New immigration laws came into effect in July, which, among other things, involve discontinuing services for asylum seekers whose applications have been rejected. Dozens of individuals have received such notifications, and there is a debate about whether the state or local authorities bear responsibility for these individuals.
The minority in the Welfare Committee has called for an open committee meeting, inviting the Minister of Justice, the Minister of Social Affairs, and the Prime Minister to attend. However, the majority refuses to summon the Prime Minister before the committee, with the committee’s chair, Bjarkey Olsen Gunnarsdóttir, stating that there are no grounds for it, as the matter falls under the jurisdiction of the Minister of Social Affairs and the Minister of Justice.
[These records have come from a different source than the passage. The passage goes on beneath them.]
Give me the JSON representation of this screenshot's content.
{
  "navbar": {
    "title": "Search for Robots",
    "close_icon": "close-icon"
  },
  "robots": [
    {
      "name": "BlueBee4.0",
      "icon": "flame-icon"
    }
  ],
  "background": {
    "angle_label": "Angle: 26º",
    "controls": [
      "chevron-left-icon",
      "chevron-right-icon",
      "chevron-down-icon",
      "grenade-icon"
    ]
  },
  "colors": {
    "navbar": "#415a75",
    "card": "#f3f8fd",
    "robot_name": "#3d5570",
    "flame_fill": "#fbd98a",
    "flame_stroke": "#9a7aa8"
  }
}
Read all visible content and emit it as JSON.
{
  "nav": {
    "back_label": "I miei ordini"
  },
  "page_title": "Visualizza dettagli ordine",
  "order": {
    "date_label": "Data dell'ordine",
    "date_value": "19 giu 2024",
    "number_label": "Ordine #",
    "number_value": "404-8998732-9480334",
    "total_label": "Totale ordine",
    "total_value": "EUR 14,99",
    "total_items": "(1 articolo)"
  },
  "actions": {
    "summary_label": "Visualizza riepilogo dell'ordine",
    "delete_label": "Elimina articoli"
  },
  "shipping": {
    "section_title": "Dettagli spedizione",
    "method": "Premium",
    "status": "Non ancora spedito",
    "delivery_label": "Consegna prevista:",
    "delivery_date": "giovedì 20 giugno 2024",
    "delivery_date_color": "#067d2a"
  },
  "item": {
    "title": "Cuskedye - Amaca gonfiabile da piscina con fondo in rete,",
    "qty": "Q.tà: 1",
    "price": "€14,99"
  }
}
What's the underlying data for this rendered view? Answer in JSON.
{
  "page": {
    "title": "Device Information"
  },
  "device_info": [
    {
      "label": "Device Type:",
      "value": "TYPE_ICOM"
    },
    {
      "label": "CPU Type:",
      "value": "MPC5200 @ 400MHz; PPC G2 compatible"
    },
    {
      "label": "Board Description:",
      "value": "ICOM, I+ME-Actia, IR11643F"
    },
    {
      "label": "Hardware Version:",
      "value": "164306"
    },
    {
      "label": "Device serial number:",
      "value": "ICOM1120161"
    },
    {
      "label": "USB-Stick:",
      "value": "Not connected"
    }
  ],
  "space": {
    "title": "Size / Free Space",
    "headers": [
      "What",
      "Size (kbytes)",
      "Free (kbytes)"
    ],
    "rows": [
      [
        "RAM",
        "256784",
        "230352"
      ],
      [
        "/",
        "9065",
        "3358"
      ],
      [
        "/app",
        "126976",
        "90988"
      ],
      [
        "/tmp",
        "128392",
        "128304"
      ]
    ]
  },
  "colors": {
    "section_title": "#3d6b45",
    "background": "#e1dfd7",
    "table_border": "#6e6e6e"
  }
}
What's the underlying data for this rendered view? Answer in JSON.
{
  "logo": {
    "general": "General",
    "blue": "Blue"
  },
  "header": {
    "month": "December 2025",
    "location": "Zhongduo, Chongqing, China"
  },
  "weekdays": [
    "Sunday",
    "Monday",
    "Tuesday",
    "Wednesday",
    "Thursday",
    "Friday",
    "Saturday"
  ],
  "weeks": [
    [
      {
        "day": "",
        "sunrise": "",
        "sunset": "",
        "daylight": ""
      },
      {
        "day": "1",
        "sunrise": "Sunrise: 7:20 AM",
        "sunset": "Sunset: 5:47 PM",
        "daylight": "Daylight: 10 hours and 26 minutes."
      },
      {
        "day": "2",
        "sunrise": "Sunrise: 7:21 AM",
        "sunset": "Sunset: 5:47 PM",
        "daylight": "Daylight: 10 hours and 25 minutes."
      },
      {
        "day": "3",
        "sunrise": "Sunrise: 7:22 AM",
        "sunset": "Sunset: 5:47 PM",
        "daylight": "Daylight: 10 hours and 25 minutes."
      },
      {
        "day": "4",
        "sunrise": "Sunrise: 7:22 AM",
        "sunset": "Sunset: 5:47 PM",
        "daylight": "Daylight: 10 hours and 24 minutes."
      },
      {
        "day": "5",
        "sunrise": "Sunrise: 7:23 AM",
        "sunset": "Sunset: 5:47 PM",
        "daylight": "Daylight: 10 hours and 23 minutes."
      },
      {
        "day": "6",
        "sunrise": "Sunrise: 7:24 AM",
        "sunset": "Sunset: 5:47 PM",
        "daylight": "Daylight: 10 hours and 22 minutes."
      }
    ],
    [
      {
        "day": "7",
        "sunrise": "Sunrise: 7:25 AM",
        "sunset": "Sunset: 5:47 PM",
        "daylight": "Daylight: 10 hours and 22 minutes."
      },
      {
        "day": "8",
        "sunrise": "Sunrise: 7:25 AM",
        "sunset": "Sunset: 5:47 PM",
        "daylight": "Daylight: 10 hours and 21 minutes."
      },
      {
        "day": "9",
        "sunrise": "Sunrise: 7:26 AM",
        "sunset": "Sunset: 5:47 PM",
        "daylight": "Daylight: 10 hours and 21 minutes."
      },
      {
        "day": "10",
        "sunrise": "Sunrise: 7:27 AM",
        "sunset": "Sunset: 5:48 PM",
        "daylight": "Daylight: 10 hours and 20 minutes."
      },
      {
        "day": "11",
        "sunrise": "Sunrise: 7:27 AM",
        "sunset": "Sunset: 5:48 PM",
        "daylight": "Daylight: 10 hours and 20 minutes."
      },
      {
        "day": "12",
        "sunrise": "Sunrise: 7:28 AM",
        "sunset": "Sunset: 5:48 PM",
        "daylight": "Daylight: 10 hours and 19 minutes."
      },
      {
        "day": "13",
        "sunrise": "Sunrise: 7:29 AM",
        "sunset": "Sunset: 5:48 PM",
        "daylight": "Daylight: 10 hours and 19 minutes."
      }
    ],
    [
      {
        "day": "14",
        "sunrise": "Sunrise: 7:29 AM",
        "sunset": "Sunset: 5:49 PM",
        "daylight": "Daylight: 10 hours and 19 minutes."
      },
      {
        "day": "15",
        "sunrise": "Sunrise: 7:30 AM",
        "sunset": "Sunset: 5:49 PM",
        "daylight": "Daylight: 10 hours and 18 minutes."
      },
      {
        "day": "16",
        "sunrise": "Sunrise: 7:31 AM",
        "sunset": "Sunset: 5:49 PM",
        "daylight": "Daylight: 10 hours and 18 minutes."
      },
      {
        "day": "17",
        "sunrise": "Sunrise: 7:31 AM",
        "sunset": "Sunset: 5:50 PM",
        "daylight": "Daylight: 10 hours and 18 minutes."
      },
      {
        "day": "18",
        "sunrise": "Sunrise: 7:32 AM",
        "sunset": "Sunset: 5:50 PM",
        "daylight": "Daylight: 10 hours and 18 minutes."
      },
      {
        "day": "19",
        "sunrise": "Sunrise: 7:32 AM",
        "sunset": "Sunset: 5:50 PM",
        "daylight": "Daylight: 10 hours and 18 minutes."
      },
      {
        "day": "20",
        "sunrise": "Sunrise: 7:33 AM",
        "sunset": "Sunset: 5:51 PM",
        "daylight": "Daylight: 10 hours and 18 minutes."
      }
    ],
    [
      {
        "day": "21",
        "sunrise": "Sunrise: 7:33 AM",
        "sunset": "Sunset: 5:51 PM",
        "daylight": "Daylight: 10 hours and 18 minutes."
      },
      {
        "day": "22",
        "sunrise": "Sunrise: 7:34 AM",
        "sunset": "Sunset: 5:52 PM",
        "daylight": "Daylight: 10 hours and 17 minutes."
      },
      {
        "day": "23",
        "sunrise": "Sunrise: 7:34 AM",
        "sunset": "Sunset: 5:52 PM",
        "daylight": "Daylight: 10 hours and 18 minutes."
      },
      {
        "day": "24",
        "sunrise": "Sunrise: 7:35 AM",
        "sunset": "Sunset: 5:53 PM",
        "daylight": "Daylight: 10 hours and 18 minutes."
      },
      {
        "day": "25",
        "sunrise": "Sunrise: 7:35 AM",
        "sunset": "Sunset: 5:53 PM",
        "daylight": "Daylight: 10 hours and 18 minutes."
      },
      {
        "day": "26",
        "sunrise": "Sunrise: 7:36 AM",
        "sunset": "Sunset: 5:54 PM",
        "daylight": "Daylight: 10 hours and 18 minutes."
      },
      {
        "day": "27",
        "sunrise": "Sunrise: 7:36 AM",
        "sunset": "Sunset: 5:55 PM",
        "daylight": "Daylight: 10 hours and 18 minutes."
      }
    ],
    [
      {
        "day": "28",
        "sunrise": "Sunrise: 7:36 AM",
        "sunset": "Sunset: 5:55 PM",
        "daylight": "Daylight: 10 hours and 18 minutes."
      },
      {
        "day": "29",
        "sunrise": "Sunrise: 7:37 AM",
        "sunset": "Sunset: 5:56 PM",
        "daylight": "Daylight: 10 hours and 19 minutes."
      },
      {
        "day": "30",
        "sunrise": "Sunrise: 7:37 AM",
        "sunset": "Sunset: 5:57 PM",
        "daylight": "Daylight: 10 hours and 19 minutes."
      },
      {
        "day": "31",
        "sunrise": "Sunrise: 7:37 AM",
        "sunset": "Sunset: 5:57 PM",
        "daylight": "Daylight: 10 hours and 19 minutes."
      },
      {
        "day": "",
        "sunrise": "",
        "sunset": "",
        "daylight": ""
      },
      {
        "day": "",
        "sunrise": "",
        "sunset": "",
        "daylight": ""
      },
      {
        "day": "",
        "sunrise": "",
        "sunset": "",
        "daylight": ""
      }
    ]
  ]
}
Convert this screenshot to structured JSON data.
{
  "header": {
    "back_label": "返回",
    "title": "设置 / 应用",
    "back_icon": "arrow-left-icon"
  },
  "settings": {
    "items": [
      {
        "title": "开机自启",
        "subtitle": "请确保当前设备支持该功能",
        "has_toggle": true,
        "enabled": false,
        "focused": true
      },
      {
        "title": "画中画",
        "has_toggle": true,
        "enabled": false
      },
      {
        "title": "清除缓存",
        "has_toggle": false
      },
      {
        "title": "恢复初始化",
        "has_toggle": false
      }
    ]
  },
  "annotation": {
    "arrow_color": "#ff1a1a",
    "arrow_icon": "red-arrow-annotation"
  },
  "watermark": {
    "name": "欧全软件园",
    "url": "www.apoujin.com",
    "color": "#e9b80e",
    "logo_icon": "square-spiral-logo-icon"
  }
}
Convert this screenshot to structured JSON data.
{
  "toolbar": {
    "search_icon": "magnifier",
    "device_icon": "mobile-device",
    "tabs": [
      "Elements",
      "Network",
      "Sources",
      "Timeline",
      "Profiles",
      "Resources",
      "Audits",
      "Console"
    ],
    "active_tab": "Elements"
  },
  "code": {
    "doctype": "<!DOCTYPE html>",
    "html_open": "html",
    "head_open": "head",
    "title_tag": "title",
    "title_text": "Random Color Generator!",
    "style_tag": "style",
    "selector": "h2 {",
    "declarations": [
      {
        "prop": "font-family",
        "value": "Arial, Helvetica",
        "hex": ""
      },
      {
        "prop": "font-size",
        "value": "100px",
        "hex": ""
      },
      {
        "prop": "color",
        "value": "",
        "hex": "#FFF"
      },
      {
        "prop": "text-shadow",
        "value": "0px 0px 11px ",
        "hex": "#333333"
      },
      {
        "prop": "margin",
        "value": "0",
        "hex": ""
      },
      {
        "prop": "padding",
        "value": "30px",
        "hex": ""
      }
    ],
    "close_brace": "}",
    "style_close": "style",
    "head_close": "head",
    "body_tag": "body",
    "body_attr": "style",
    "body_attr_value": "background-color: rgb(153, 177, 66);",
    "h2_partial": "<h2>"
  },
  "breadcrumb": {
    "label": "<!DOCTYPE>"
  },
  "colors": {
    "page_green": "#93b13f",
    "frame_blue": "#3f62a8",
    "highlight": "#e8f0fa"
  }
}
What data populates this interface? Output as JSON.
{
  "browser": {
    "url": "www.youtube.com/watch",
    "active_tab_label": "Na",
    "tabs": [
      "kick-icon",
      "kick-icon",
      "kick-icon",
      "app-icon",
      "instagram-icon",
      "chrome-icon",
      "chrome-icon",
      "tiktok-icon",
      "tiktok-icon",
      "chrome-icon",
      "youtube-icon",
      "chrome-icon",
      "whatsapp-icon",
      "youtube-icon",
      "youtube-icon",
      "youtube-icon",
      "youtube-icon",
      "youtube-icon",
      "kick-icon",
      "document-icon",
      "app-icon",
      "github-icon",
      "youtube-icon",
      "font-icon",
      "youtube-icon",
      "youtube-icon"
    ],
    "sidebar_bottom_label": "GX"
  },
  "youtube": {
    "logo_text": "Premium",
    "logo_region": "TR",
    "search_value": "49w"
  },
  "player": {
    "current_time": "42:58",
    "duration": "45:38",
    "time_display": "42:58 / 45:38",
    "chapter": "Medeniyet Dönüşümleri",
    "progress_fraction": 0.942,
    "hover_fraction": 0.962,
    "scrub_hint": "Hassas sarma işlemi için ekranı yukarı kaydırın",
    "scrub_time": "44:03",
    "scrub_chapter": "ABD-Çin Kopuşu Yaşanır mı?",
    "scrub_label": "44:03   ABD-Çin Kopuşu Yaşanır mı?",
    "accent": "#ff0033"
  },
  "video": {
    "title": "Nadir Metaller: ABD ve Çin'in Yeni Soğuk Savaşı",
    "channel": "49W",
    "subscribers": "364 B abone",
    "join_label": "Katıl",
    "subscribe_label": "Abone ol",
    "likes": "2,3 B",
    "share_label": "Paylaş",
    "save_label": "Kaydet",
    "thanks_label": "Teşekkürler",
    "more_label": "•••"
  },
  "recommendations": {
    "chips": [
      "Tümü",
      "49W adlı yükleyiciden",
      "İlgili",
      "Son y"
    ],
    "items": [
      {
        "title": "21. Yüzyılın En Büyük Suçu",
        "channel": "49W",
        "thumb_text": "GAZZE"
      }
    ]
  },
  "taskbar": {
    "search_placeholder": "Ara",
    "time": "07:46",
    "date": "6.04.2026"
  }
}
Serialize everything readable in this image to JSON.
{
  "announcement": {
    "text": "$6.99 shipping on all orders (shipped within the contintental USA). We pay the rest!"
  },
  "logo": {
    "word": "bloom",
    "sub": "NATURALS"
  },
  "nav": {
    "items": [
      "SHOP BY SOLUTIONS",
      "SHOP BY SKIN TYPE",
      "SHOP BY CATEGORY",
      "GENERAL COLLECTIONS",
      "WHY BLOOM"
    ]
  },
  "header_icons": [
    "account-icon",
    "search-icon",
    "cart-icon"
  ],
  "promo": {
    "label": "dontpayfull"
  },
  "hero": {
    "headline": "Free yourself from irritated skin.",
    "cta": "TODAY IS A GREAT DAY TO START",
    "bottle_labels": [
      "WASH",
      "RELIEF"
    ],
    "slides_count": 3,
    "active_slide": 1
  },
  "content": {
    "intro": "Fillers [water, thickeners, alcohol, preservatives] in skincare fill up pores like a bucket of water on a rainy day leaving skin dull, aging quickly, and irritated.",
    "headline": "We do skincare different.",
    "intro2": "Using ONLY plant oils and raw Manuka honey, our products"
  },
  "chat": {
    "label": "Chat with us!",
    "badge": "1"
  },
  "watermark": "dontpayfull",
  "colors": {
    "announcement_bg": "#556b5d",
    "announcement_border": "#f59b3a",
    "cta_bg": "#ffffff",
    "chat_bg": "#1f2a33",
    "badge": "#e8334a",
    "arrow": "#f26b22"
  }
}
Members of the Pirate Party have objected to this interpretation, with Pirate MP Arndís Anna K. Gunnarsdóttir pointing out that the Prime Minister has a coordinating role in the government that is relevant to the situation at hand. According to the MP, due to the current disagreement that exists regarding the interpretation of the law, it is crucial to summon the Prime Minister before the committee.
The Minister of Justice and the Minister of Social Affairs have also discussed recently whether “closed housing facilities,” can be used in the case of rejected asylum applications. Such facilities would restrict the movement of asylum seekers whose applications have been rejected prior to their deportation from the country.
Guðmundur Ingi Guðbrandsson, Minister of Social Affairs and Employment, stated to RÚV that closed housing facilities cannot solve the problem that has arisen due to people who have received a final denial of international protection: “Regardless of what we may think of closed housing facilities, they are simply not a viable solution because they have no legal basis, and they cannot, of course, address the problem faced by people who have been expelled from the service. It is just a fact that these people have no place to seek protection. I am just ensuring assistance to these people; I took the initiative, and others have not done so.”
Guðrún Hafsteinsdóttir, the Minister of Justice, has however stated: “I see no other solution than to have closed housing facilities. If that were the case, we wouldn’t need what the Minister of Social Affairs and Employment is suggesting. Such people need to leave the country, and it’s remarkable that solutions are being proposed for people who are breaking the law.”